Terminó de comer su snack de madrugada y se despidió. Antes de salir me preguntó si quería que me acompañe de regreso a mi cuarto, por si es que me vuelvo a topar con el caballero rojo.
—No, está bien. Solo aparece cuando está seguro de que estoy solo. Contigo a mi lado no lo haría —asintió y se fue.
En solitario me puse a pensar en la intervención oportuna del caballero rojo.

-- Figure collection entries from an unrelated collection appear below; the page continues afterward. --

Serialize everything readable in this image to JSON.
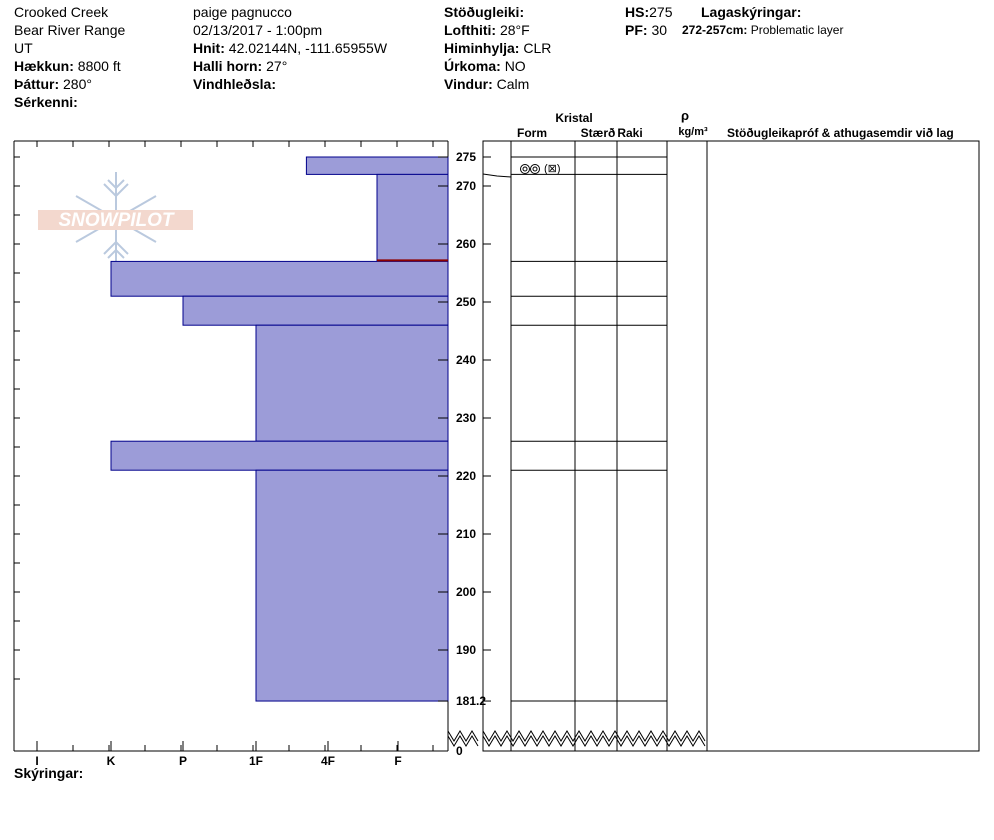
{
  "site": {
    "location": "Crooked Creek",
    "range": "Bear River Range",
    "state": "UT",
    "elevation_label": "Hækkun:",
    "elevation_value": "8800 ft",
    "aspect_label": "Þáttur:",
    "aspect_value": "280°",
    "features_label": "Sérkenni:"
  },
  "observer": {
    "name": "paige pagnucco",
    "datetime": "02/13/2017 - 1:00pm",
    "coords_label": "Hnit:",
    "coords_value": "42.02144N, -111.65955W",
    "slope_label": "Halli horn:",
    "slope_value": "27°",
    "wind_loading_label": "Vindhleðsla:"
  },
  "conditions": {
    "stability_label": "Stöðugleiki:",
    "air_temp_label": "Lofthiti:",
    "air_temp_value": "28°F",
    "sky_label": "Himinhylja:",
    "sky_value": "CLR",
    "precip_label": "Úrkoma:",
    "precip_value": "NO",
    "wind_label": "Vindur:",
    "wind_value": "Calm"
  },
  "depths": {
    "hs_label": "HS:",
    "hs_value": "275",
    "pf_label": "PF:",
    "pf_value": "30",
    "layers_label": "Lagaskýringar:",
    "problem_range": "272-257cm:",
    "problem_text": "Problematic layer"
  },
  "columns": {
    "crystal": "Kristal",
    "form": "Form",
    "size": "Stærð",
    "moisture": "Raki",
    "rho": "ρ",
    "density_unit": "kg/m³",
    "tests": "Stöðugleikapróf & athugasemdir við lag"
  },
  "legend_label": "Skýringar:",
  "logo_text": "SNOWPILOT",
  "grain_annotation": "(⊠)",
  "colors": {
    "layer_fill": "#9c9cd8",
    "layer_stroke": "#00008b",
    "problem_line": "#8b0000"
  },
  "chart_data": {
    "type": "bar",
    "orientation": "horizontal",
    "y_axis": "snow depth (cm)",
    "x_axis_hardness_ticks": [
      "I",
      "K",
      "P",
      "1F",
      "4F",
      "F"
    ],
    "y_tick_labels": [
      "275",
      "270",
      "260",
      "250",
      "240",
      "230",
      "220",
      "210",
      "200",
      "190",
      "181.2",
      "0"
    ],
    "y_ticks": [
      275,
      270,
      260,
      250,
      240,
      230,
      220,
      210,
      200,
      190,
      181.2,
      0
    ],
    "depth_range_shown": [
      181.2,
      275
    ],
    "layers": [
      {
        "top": 275,
        "bottom": 272,
        "hardness": "4F+"
      },
      {
        "top": 272,
        "bottom": 257,
        "hardness": "F+"
      },
      {
        "top": 257,
        "bottom": 251,
        "hardness": "K"
      },
      {
        "top": 251,
        "bottom": 246,
        "hardness": "P"
      },
      {
        "top": 246,
        "bottom": 226,
        "hardness": "1F"
      },
      {
        "top": 226,
        "bottom": 221,
        "hardness": "K"
      },
      {
        "top": 221,
        "bottom": 181.2,
        "hardness": "1F"
      }
    ],
    "problematic_layer": {
      "top": 272,
      "bottom": 257
    }
  }
}
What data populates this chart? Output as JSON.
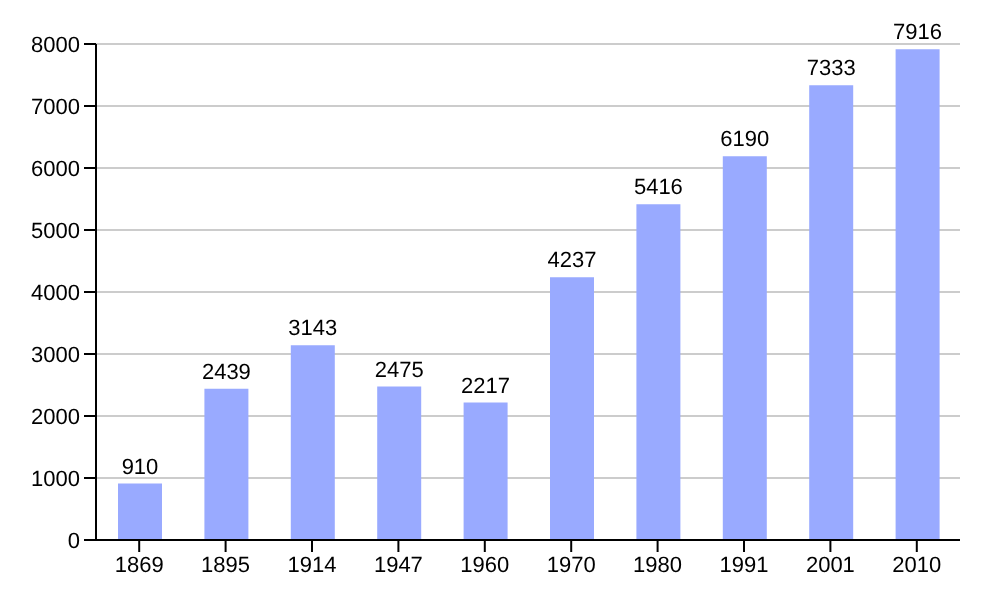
{
  "chart_data": {
    "type": "bar",
    "categories": [
      "1869",
      "1895",
      "1914",
      "1947",
      "1960",
      "1970",
      "1980",
      "1991",
      "2001",
      "2010"
    ],
    "values": [
      910,
      2439,
      3143,
      2475,
      2217,
      4237,
      5416,
      6190,
      7333,
      7916
    ],
    "color": "#99aaff",
    "ylim": [
      0,
      8000
    ],
    "yticks": [
      0,
      1000,
      2000,
      3000,
      4000,
      5000,
      6000,
      7000,
      8000
    ],
    "grid": "y",
    "data_labels": true
  }
}
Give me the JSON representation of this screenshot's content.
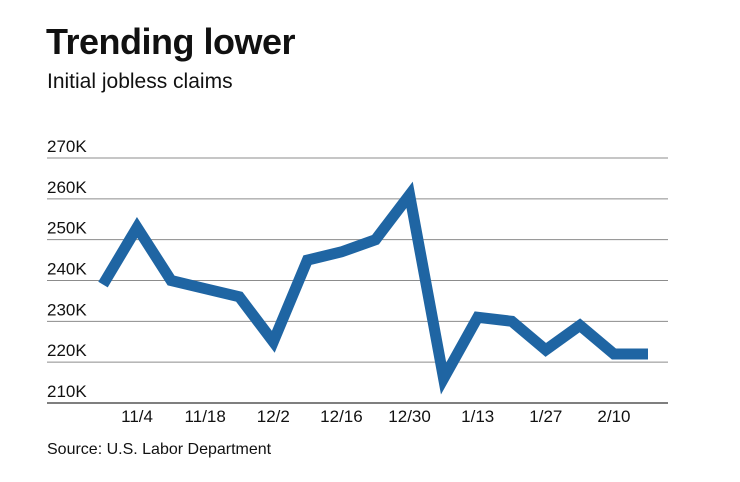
{
  "header": {
    "title": "Trending lower",
    "subtitle": "Initial jobless claims"
  },
  "footer": {
    "source": "Source: U.S. Labor Department"
  },
  "colors": {
    "line": "#1f65a3",
    "grid": "#8c8c8c",
    "axis": "#333333"
  },
  "chart_data": {
    "type": "line",
    "title": "Trending lower",
    "subtitle": "Initial jobless claims",
    "xlabel": "",
    "ylabel": "",
    "x_tick_labels": [
      "11/4",
      "11/18",
      "12/2",
      "12/16",
      "12/30",
      "1/13",
      "1/27",
      "2/10"
    ],
    "y_tick_labels": [
      "210K",
      "220K",
      "230K",
      "240K",
      "250K",
      "260K",
      "270K"
    ],
    "y_ticks": [
      210,
      220,
      230,
      240,
      250,
      260,
      270
    ],
    "ylim": [
      210,
      270
    ],
    "y_unit": "thousands",
    "grid": true,
    "series": [
      {
        "x": [
          "10/28",
          "11/4",
          "11/11",
          "11/18",
          "11/25",
          "12/2",
          "12/9",
          "12/16",
          "12/23",
          "12/30",
          "1/6",
          "1/13",
          "1/20",
          "1/27",
          "2/3",
          "2/10",
          "2/17"
        ],
        "values": [
          239,
          253,
          240,
          238,
          236,
          225,
          245,
          247,
          250,
          261,
          216,
          231,
          230,
          223,
          229,
          222,
          222
        ]
      }
    ]
  }
}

Pero la pregunta del millón, además de su identidad, es quién podría haber encantado esas armaduras para atacarme. ¿Un cazador de brujas infiltrado o tal vez alguien dentro de la propia Oridia?
Mientras me sumía en el misterio, una nueva misión vino hacia mí: descubrir la verdad y destapar esta conspiración antes de que se cerrara la trampa en la que me encontraba.
Enero 21, 2019
Voy corriendo por los pasillos del palacio con mucha prisa: llego tarde a mi clase de historia de la magia. Al parecer hoy quise pasar más tiempo entre mis suaves frazadas que entre los feos libros de historia.
Abrí el salón de un portazo.
—Disculpe la demora, profesora Talía. No volverá a … —me detuve en cuanto vi que el salón estaba vacío. ¿Qué raro? Pero sí hoy me toca historia de la magia.
—Se fueron al salón de las reliquias a estudiarlas —me orientó un alumno que pasaba por ahí.
—¡Gracias! —solté y de inmediato emprendí la huida hacia el salón de las reliquias.
Es curioso que hoy toque esa clase, porque justo quiero saber más sobre el corazón de Thalassia. Me vendría bien esta clase justo ahora.
Al llegar a dicha habitación me encontré con la sorpresa de que estaba vacía. Qué suerte la mía como para no encontrarlos.
Antes de salir mi vista se tropezó con un objeto en particular. Me detuve en seco y me acerqué a la vitrina que exhibía las reliquias de las Eternas. Detrás de todas ellas y muy oculta resaltaba a duras penas una joya de color rosado.
Giré a todos los lados para cerciorarme de ser el único en la sala, porque lo que estaba a punto de hacer seguramente calificaba como un delito.